| My 7 month old is starting daycare soon at a daycare center. We toured the facility and really liked it and the care providers. The infant room has about 7 babies under the age of 1 with 3 care providers looking after them. My LO still needs to be rocked to sleep, with white noise. On especially tough nap days, I sometimes nurse her until she's drowsy. I'm now panicking that she just won't ever nap at daycare because they won't be able to do the same for her to get her down. Does anyone have any experience on how to help this situation? |
|
There will be a transition period but eventually it will all work out. Don’t worry. You pick the best provider you can and then trust them. They won’t do it just like you, but it will be okay.

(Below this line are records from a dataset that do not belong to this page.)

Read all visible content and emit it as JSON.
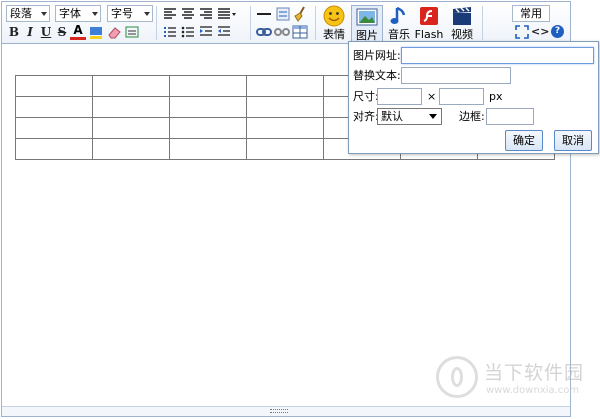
{
  "toolbar": {
    "paragraph_label": "段落",
    "font_label": "字体",
    "size_label": "字号",
    "emotion_label": "表情",
    "image_label": "图片",
    "music_label": "音乐",
    "flash_label": "Flash",
    "video_label": "视频",
    "common_label": "常用",
    "bold_label": "B",
    "italic_label": "I",
    "underline_label": "U",
    "strike_label": "S",
    "fontcolor_label": "A",
    "code_label": "<>",
    "help_label": "?"
  },
  "image_dialog": {
    "url_label": "图片网址:",
    "url_value": "",
    "alt_label": "替换文本:",
    "alt_value": "",
    "size_label": "尺寸:",
    "width_value": "",
    "times_sign": "×",
    "height_value": "",
    "unit_label": "px",
    "align_label": "对齐:",
    "align_selected": "默认",
    "border_label": "边框:",
    "border_value": "",
    "ok_label": "确定",
    "cancel_label": "取消"
  },
  "table": {
    "rows": 4,
    "cols": 7
  },
  "watermark": {
    "name": "当下软件园",
    "url": "www.downxia.com"
  },
  "colors": {
    "border": "#9fb3cf",
    "button_border": "#5a88c8",
    "accent_red": "#d8261f",
    "accent_blue": "#1f5fbf"
  }
}
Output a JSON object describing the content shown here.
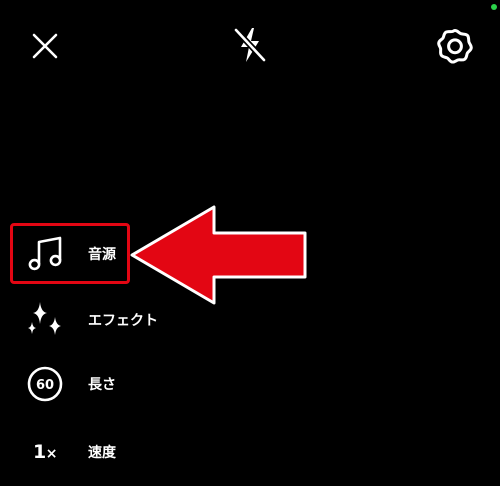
{
  "colors": {
    "background": "#000000",
    "foreground": "#ffffff",
    "annotation": "#e30613",
    "status_dot": "#2bd34a"
  },
  "top_bar": {
    "close_icon": "close-icon",
    "flash_icon": "flash-off-icon",
    "settings_icon": "gear-icon"
  },
  "menu": {
    "items": [
      {
        "id": "sound",
        "icon": "music-note-icon",
        "label": "音源"
      },
      {
        "id": "effects",
        "icon": "sparkles-icon",
        "label": "エフェクト"
      },
      {
        "id": "length",
        "icon": "duration-icon",
        "icon_text": "60",
        "label": "長さ"
      },
      {
        "id": "speed",
        "icon": "speed-icon",
        "icon_text": "1",
        "icon_suffix": "×",
        "label": "速度"
      }
    ]
  },
  "annotation": {
    "type": "arrow",
    "direction": "left",
    "target": "sound"
  }
}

It’s so hard to turn a 7 month old over to anyone else. The nap thing is going to be hard on you more than the baby probably. Remember that it’s totally normal to be both really, really upset about things like nap procedure and also to know that the right thing to do is to let it go. Your emotions m/instincts won’t necessarily match the right course of action and that is really draining because you’re also doing that at work, etc. Cut yourself a lot of slack and do the best you can. |
|
At my kid's daycare, they definitely soothe them for naps. Teachers will pat or rub backs; my kid had a paci for naps until age 2 or so. I'm a strict sleep training type but I liked that they would soothe them (and it's a necessity in a room where one non-napper could wake up all the other kids). In my kid's current room they have sort of a side area where a teacher will take the kids who refuse to nap and they quietly read.
There will likely be an adjustment for a week or two where she has trouble napping. Don't let it get you down. |
|
DD was a bad napper. At the time she started daycare at 5 months we were really struggling, trying "fuss it out" (letting the baby cry for a limited period of time) at home, but with limited success.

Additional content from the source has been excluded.